Mannheim: Söyleşiden önce yapılan etkinlikte, Haydar Bern’in genel bir anlatımla hapishanelerin tecridin ne anlama geldiğini, neden var olduğuna dair anlatımlarda bulundu.
Bern, bu bağlamda bir taraftan tutuklanan kişi üzerinden hem tutuklanan kişiyi sindirme politikası uygulanmaya çalıştığını hem de bütün bir topluma net bir mesaj vererek sindirme politikasını uygulamaya çalıştığına dikkat çekti.
Bern’den davanın takipçisi kalınması çağrısı
Anlatımlarının devamında cezaevi koşullarına, uygulanan tecritte, gardiyanların uygulattıkları rüşvete vb.ve 129b yasası vesilesiyle göçmen örgütlerine yapılan saldırılara da değinen Haydar Bern, en son olarak davanın takipçisi kalınması çağrısıyla konuşmasını noktaladı.

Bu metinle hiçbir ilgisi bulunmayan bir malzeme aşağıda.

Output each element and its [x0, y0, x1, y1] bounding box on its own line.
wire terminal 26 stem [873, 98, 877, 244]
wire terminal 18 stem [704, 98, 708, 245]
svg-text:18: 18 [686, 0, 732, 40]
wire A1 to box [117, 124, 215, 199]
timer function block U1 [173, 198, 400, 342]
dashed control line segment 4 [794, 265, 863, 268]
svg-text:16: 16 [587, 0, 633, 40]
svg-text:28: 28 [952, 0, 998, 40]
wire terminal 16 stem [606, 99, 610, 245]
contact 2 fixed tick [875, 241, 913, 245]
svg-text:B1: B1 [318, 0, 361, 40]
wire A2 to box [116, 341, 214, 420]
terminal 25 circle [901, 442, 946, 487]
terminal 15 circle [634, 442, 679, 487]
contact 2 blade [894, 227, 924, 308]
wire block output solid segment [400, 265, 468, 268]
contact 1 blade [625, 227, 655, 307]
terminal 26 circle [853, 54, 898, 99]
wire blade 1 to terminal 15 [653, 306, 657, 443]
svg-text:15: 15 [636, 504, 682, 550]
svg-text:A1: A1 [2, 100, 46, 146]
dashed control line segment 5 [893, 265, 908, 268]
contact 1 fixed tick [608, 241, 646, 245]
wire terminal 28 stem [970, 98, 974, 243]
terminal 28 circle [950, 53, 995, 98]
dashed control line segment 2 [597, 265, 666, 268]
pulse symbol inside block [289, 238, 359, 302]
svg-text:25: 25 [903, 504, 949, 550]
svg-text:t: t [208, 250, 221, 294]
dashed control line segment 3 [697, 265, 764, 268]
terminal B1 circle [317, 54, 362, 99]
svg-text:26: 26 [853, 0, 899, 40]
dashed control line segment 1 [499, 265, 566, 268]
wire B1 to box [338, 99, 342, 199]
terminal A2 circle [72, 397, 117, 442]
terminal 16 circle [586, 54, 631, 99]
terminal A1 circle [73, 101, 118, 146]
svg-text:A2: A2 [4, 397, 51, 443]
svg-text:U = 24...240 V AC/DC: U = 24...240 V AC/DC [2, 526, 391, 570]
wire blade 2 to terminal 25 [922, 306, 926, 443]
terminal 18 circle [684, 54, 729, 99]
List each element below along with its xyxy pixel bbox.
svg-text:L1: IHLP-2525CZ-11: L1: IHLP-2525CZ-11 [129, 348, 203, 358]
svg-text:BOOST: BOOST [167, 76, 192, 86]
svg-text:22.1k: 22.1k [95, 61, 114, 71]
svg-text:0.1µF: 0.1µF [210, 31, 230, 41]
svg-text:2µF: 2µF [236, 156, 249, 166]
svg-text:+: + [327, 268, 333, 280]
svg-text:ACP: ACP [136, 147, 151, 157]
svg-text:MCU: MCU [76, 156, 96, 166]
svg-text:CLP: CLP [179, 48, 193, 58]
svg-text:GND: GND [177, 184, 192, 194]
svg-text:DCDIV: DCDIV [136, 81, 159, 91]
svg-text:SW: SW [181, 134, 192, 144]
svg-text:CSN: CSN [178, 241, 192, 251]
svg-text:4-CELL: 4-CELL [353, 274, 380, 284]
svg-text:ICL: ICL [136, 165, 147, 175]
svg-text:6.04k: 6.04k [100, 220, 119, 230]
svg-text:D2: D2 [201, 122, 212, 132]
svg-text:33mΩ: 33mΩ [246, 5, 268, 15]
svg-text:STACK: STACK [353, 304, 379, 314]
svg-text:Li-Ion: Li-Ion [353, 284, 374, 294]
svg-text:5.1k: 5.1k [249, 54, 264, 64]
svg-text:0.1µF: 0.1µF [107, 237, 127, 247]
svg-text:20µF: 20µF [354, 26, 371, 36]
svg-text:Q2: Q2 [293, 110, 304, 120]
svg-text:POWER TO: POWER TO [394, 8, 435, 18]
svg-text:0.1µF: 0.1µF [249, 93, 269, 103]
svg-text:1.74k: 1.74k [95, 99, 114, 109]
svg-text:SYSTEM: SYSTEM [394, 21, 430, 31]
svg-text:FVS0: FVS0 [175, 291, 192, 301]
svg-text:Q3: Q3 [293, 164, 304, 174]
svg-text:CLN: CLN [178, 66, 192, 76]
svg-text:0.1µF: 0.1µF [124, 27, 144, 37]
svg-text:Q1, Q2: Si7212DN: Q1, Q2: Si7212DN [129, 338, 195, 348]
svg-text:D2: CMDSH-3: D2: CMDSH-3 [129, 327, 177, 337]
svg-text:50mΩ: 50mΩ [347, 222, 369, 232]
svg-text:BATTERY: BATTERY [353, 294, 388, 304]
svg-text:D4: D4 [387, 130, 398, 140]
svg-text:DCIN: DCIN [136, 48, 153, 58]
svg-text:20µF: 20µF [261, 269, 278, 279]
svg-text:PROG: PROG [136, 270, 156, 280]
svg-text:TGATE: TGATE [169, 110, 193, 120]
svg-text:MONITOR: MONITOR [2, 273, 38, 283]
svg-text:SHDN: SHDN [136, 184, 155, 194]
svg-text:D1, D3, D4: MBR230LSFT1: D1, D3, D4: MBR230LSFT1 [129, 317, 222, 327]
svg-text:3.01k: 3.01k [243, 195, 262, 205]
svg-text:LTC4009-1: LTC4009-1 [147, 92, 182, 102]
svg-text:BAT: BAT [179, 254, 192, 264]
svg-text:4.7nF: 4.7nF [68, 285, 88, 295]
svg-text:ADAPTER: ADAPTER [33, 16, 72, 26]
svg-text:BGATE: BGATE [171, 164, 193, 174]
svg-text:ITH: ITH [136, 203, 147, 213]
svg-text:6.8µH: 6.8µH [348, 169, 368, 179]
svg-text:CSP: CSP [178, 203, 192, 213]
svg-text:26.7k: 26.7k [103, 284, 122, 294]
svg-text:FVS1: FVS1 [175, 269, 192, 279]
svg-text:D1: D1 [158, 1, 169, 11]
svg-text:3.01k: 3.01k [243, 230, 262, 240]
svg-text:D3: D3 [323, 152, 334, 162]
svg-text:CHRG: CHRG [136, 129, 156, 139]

Haydar Bern’in ardından konuşan Erhan Aktürk; İlk olarak Türkiye-Almanya ilişkilerini aktararak, bütün bu mahkeme sürecinin o ilişkilerle ve ülkelerin çıkarları ile alakalı olduğunu söylerken, bilâkis Alman silah sanayisinin bu ilişkilerden önemli çıkarları olduğu konusuna da dikkatleri çekti.
Aktürk; Mücadele edenler elbette kaybedebilir, ama mücadele etmeyenler baştan kaybetmiştir
Aktürk, Türk Devletinin Almanya’dan aldığı silahlarla ne kısmetse her seferinde “barış harekâtına” soyulduğuna da değinerek, “En basitinden şöyle bakalım.. Kıbrıs’a işgale gidiyor, “barış harekatı” oluyor, Afrin’e işgale gidiyor, “Zeytin dalı” oluyor, oraya saldırıyor, burayı talan ediyor, ama her seferinde barış için harekât diyor”
Aktürk, “Mücadele edenler elbette kaybedebilir, ama mücadele etmeyenler baştan kaybetmiştir” diyerek konuşmasını sonuçlandırırken, bu saldırıların son olmadığını yarın da farklı örgütlerin bu saldırılara maruz kalacağını söyleyerek, davanın takipçisi olma ve dayanışma çağrısında bulundu.
Erhan Aktürk ve Haydar Bern’in konuşmalarından sonra katılımcılarla soru cevap şeklinde sohbet şeklinde devam etti.
ATİK tutsaklarının mahkemeleri, 17 Aralık Pazartesi günü devam edecek, mahkeme tarihleri ise 30 Nisan 2019 tarihine kadar şimdiden netleşmiş durumda.